Last January’s Sundance reactions to Joshua Michael Stern‘s JOBS (Open Road, 8.16), which I saw last night at the L.A. Live premiere, indicated I might feel underwhelmed or even irked. But I wanted to savor some of that old-time Cupertino Steve Jobs hey-hey. I knew JOBS wouldn’t be The Social Network but I was into it anyway because Apple technology is threaded into every aspect of my life except for vocal conversations, eating, exercise, sleeping, cat-petting, laundry-cleaning, bike-riding, grocery-shopping, cafe-sitting and amour, and it makes me happy every day. So I went in saying “look, just don’t piss me off…that’s all I’m asking…just don’t piss me off.” And it didn’t.

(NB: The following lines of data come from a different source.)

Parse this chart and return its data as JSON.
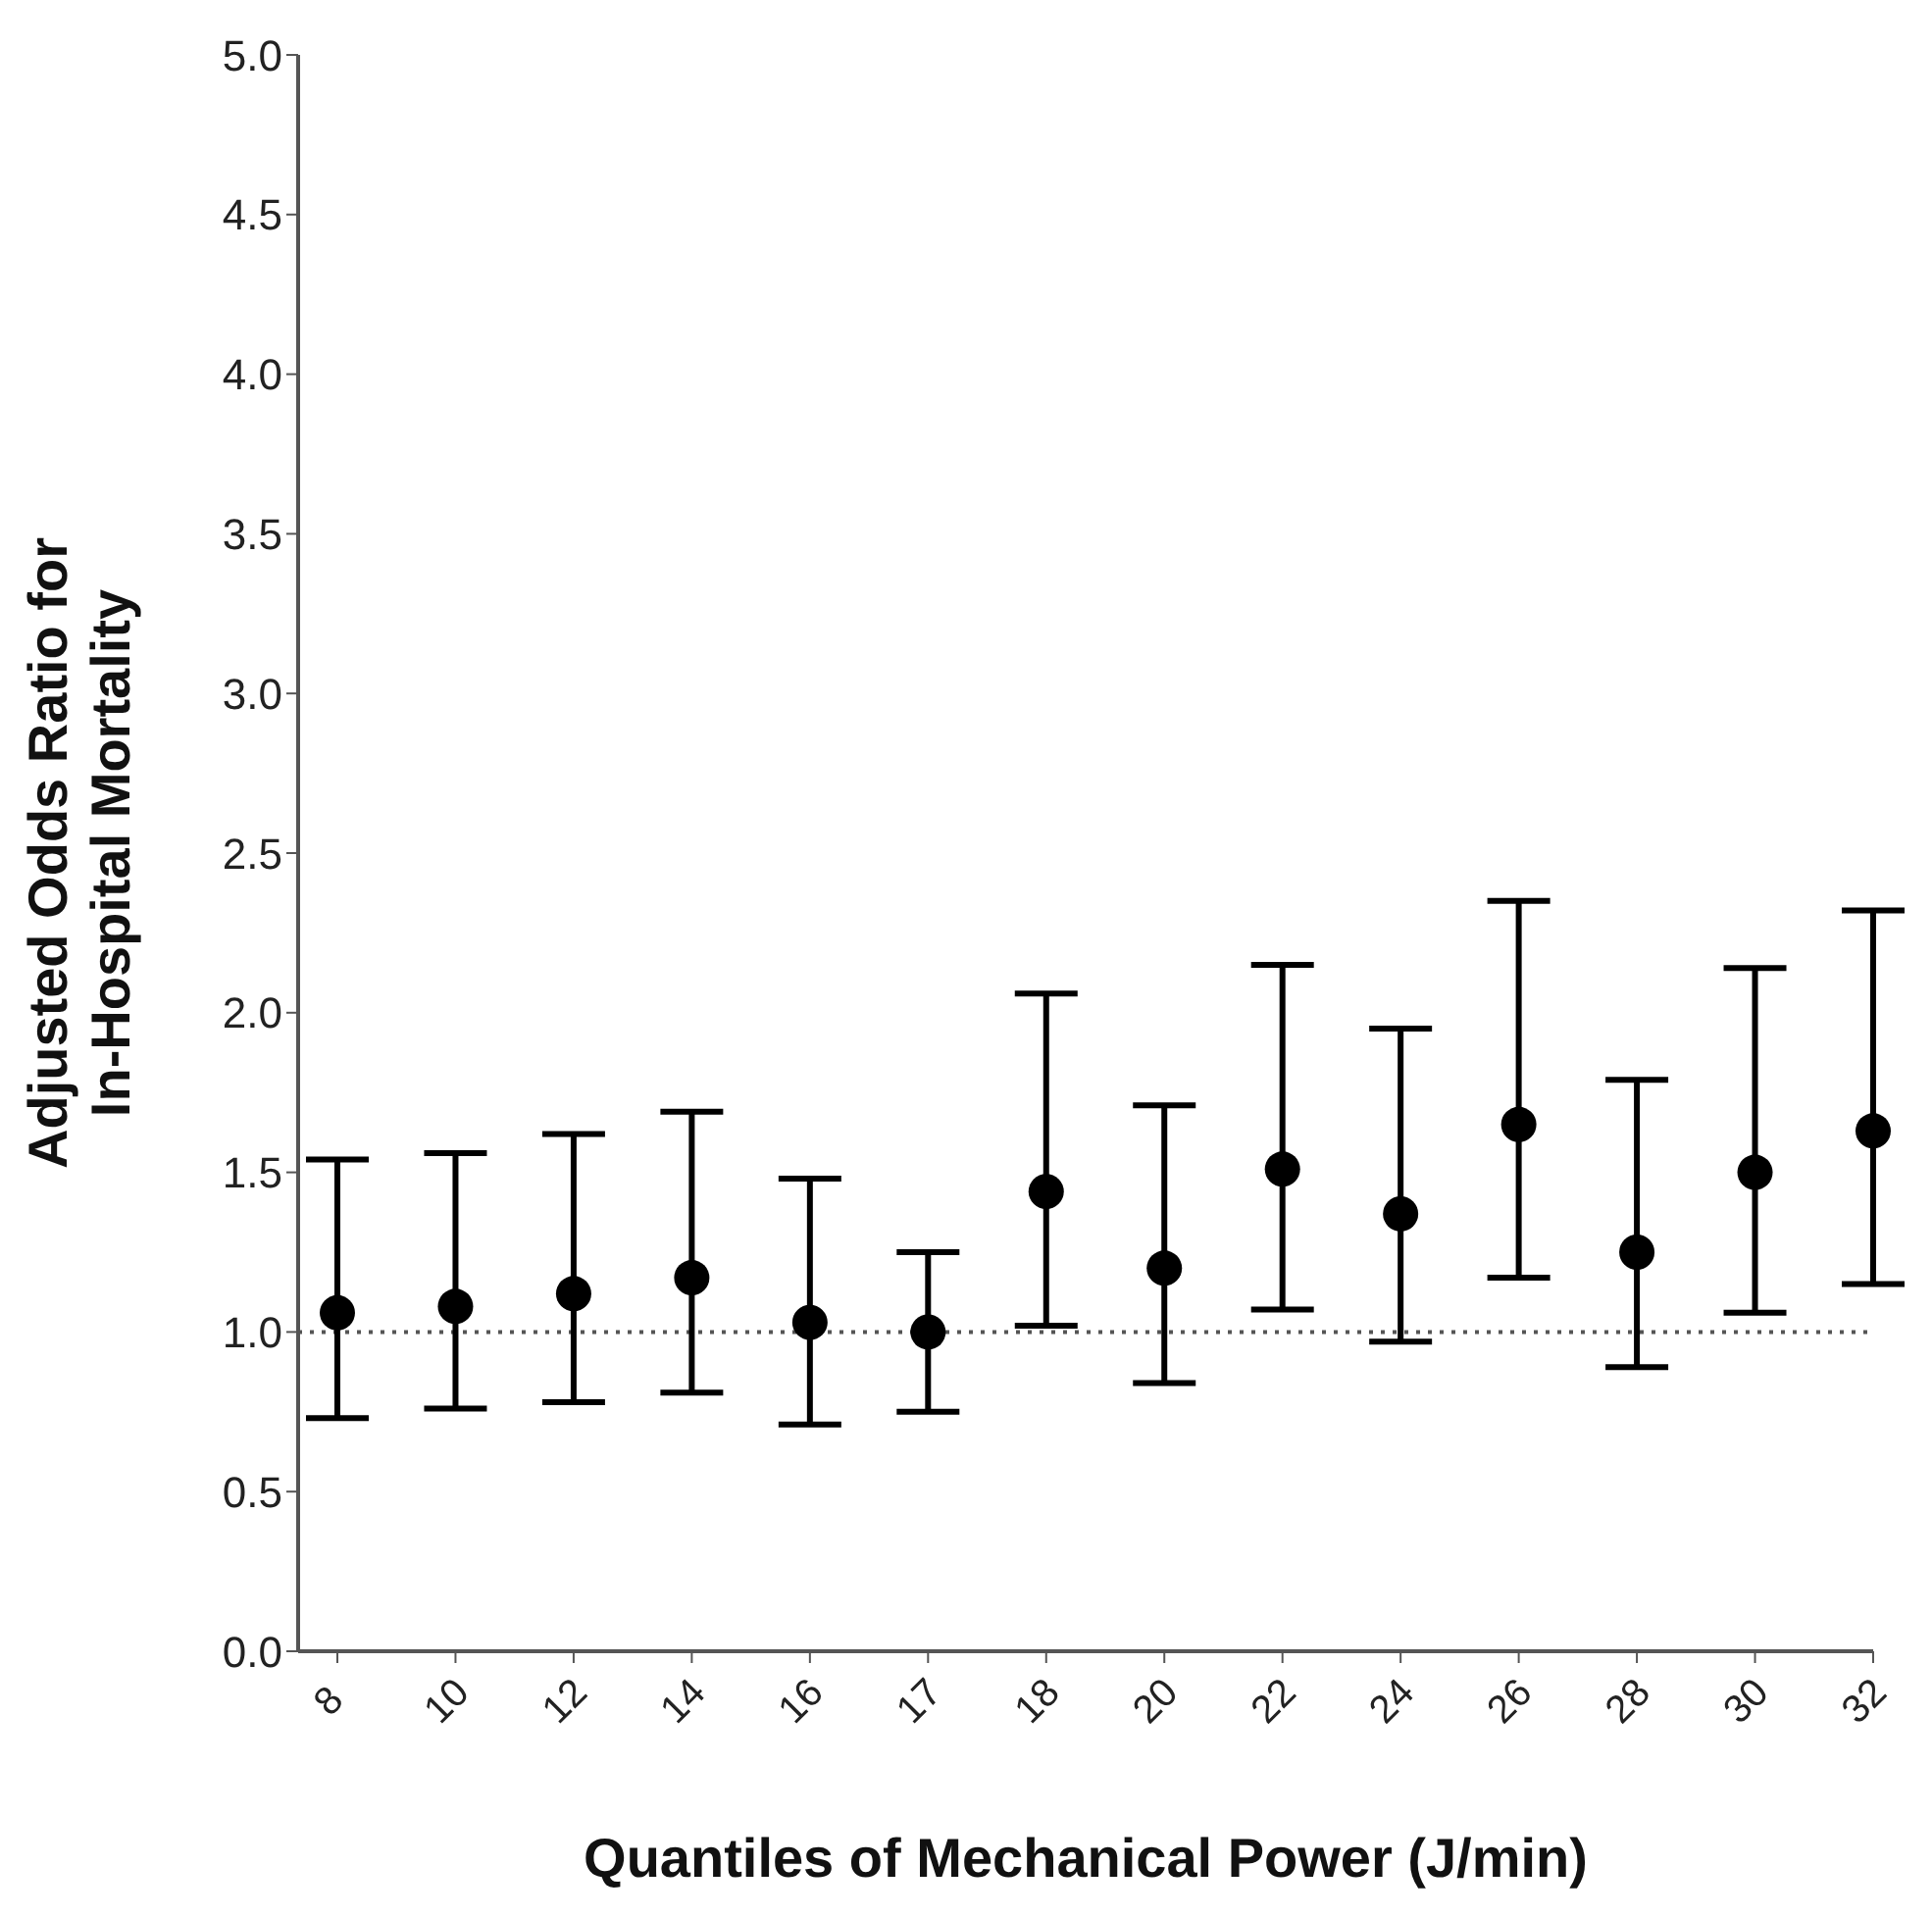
{
  "chart_data": {
    "type": "scatter",
    "xlabel": "Quantiles of Mechanical Power (J/min)",
    "ylabel": "Adjusted Odds Ratio for\nIn-Hospital  Mortality",
    "categories": [
      "8",
      "10",
      "12",
      "14",
      "16",
      "17",
      "18",
      "20",
      "22",
      "24",
      "26",
      "28",
      "30",
      "32"
    ],
    "series": [
      {
        "color": "#000000",
        "values": [
          1.06,
          1.08,
          1.12,
          1.17,
          1.03,
          1.0,
          1.44,
          1.2,
          1.51,
          1.37,
          1.65,
          1.25,
          1.5,
          1.63
        ],
        "errors": [
          [
            0.73,
            1.54
          ],
          [
            0.76,
            1.56
          ],
          [
            0.78,
            1.62
          ],
          [
            0.81,
            1.69
          ],
          [
            0.71,
            1.48
          ],
          [
            0.75,
            1.25
          ],
          [
            1.02,
            2.06
          ],
          [
            0.84,
            1.71
          ],
          [
            1.07,
            2.15
          ],
          [
            0.97,
            1.95
          ],
          [
            1.17,
            2.35
          ],
          [
            0.89,
            1.79
          ],
          [
            1.06,
            2.14
          ],
          [
            1.15,
            2.32
          ]
        ]
      }
    ],
    "ylim": [
      0,
      5
    ],
    "yticks": [
      {
        "value": 0,
        "label": "0.0"
      },
      {
        "value": 0.5,
        "label": "0.5"
      },
      {
        "value": 1,
        "label": "1.0"
      },
      {
        "value": 1.5,
        "label": "1.5"
      },
      {
        "value": 2,
        "label": "2.0"
      },
      {
        "value": 2.5,
        "label": "2.5"
      },
      {
        "value": 3,
        "label": "3.0"
      },
      {
        "value": 3.5,
        "label": "3.5"
      },
      {
        "value": 4,
        "label": "4.0"
      },
      {
        "value": 4.5,
        "label": "4.5"
      },
      {
        "value": 5,
        "label": "5.0"
      }
    ],
    "ref_lines": [
      {
        "axis": "y",
        "value": 1,
        "line_style": "dotted",
        "color": "#555555"
      }
    ],
    "marker": "circle"
  }
}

I found JOBS mildly acceptable and intriguing here and there. It feels TV-movie-ish and low-budgety, yes, but not oppressively so. It’s not that much of a problem. I didn’t feel burned. If I had directed it I would have found some way to include Jobs’ dying words — “Oh, wow! Oh, wow! Oh, wow!” — but that’s me.

I wish that Stern, whose soft voice and mushy, pussified way of speaking during the pre-screening introduction gave me concern, hadn’t attempted to massage and emotionalize a story and a lead character that cries out for a hardcore, ultra-geeky Aaron Sorkin electric drill-bit approach. But it’s okay. I went along with it, I mean.

JOBS hits the expected marks by telling us over and over that (a) the late Apple-founding visionary was a demanding hardcase with crappy people skills and (b) he wasn’t the greatest businessman in the ’80s either (the super-profit glory days happened in the 21st Century with iPod/iMac/Macbook Pro/iPhone and iPad) and (c) he wasn’t much of a dad or a relationship nurturer. But we all know this going in, right? Genius types tend to be inept or clumsy or indifferent when it comes to relationships or team-leading so it’s not exactly riveting to see this point made repeatedly. “Jesus, Steve, you’re spending way too much money on R & D…you have a daughter who’s writing you letters, Steve…you could do with less yelling at employees and partners,” etc.

Ashton Kutcher‘s performance as Jobs is reasonably okay as far as it goes. He glares a lot but that works in this context. He’s not trying to play a charming guy in a movie-star fashion — he’s playing a kind of human buzzsaw. I have despised Josh Gad in the past but I have to say he gives the least offensive performance of his career as Apple technology creator and engineer Steve Wozniak. Also fine in distinctive if abbreviated supporting parts are Dermot Mulroney, Matthew Modine, J. K. Simmons, Ron Eldard, Lukas Haas, John Getz, Lesley Ann Warren (who doesn’t even have a line!) and James Woods.

JOBSRotten Tomatoes rating is in the 40s but that could change between now and Friday.

I’ve never seen Martyn Burke‘s Pirates of Silicon Valley (’99), about the rivalry between Jobs and Bill Gates, but a friend says it’s pretty good. It’s purchasable on YouTube for next to nothing.